Ex-governador do Rio, Anthony Garotinho procurou mostrar otimismo quanto às chances de se tornar efetivamente o candidato do PMDB à Presidência da República e, nesse caso, não ser abandonado pelo partido.
- Se a candidatura decola ninguém abandona. Se não decola, é natural o espírito de sobrevivência das pessoas - disse Garotinho durante o programa Roda Viva, da TV Cultura, transmitido na madrugada desta terça-feira.
Garotinho derrotou, no domingo, o governador licenciado do Rio Grande do Sul, Germano Rigotto, na consulta feita pelo PMDB às bases do partido para a escolha do candidato à Presidência.
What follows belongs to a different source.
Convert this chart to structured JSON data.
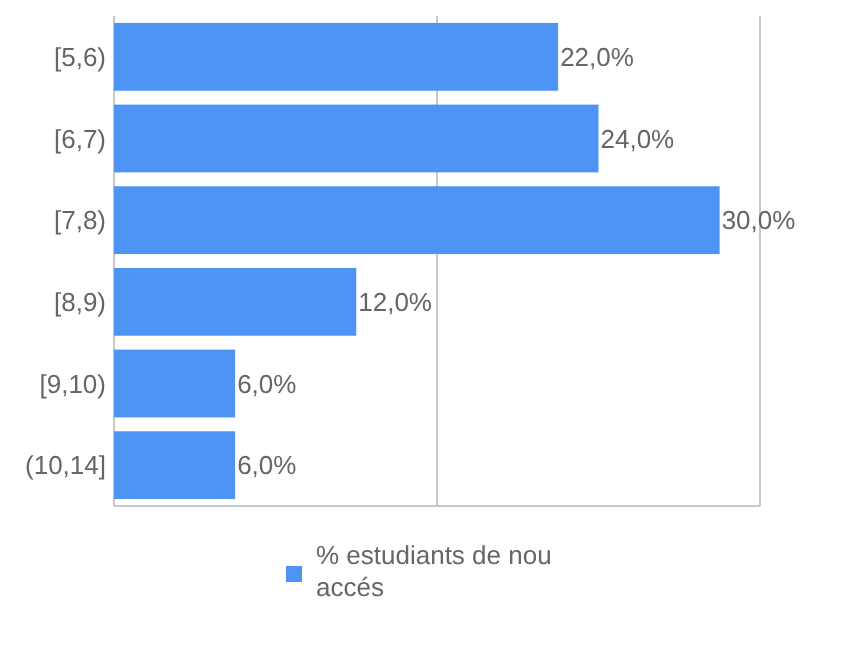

Inicialmente previstos para funcionarem como prévias oficiais, os encontros estaduais do fim de semana se transformaram em uma consulta informal depois que uma liminar do Superior Tribunal de Justiça suspendeu as mesmas.
Embora tenha dito que não há pressa para crescer, o fato é que o ex-governador tem até junho, quando ocorrem as convenções para oficializar os candidatos dos partidos, para decolar e garantir apoio interno. Mas apostando que estará na disputa presidencial deste ano, Garotinho disse que fará uma campanha melhor que em 2002, quando tentou o Palácio do Planalto pelo PSB, já que terá mais tempo no horário eleitoral gratuito do rádio e da TV e candidatos viáveis aos governos de vários Estados.
Além disso, espera ter aprendido com os erros de quatro anos atrás, quando acabou em terceiro lugar, tendo mais de 15 milhões de votos, apesar da pequena estrutura do PSB, comparada à do PMDB.
- Eu tinha uma posição muito agressiva - admitiu, prometendo que desta vez procurará evitar ataques aos adversários.
Ele prevê pesados ataques mútuos entre o candidato do PSDB, o governador Geraldo Alckmin, e o presidente Luiz Inácio Lula da Silva, do PT, que deve tentar a reeleição.
- Vou ser um expectador privilegiado nessa eleição - disse.
Mas evitar ataques não significa abrir mão do que chamou de "críticas pontuais". O ex-governador classificou como "grave" a quebra do sigilo bancário do caseiro Francenildo dos Santos Costa, que contradisse declarações do ministro da Fazenda, Antonio Palocci. Ele questionou também o fato de, até agora, nada ter acontecido com o ex-tesoureiro do PT Delúbio Soares, que admitiu publicamente a prática de caixa dois em campanhas eleitorais.
E ainda ironizou Lula, que segundo ele, começou a "inaugurar o futuro", referindo-se à participação do presidente no lançamento de obras em seu início. "É uma nova modalidade: inaugurar a intenção."
Juros
O ex-governador voltou a dizer que é preciso abaixar os juros, uma ação que, combinada a uma redução da carga tributária e ao aumento do crédito, poderá garantir um maior crescimento econômico do país.
- É um erro intelectual. É uma visão equivocada do processo - disse, referindo-se à atual política monetária, que determina taxas de juros reais elevadas.
Ao ser perguntado se cumpriria a Lei de Responsabilidade Fiscal, disse que ela "é importante para o país", mas que é preciso fazer algumas adequações. Deu como exemplo a proposta de excluir da base de cálculo da receita líquida dos Estados e municípios, para efeito de pagamento da dívida com a União, os gastos com saúde, educação e segurança.
Apesar de se esquivar de responder algumas perguntas, acabou defendendo que a polícia aja em situações como as do Rio de Janeiro, quando envolve uma população inocente.
- Os bandidos se escondem no morro. A polícia vai fazer o quê? Sobe ou não? Tem que subir - disse.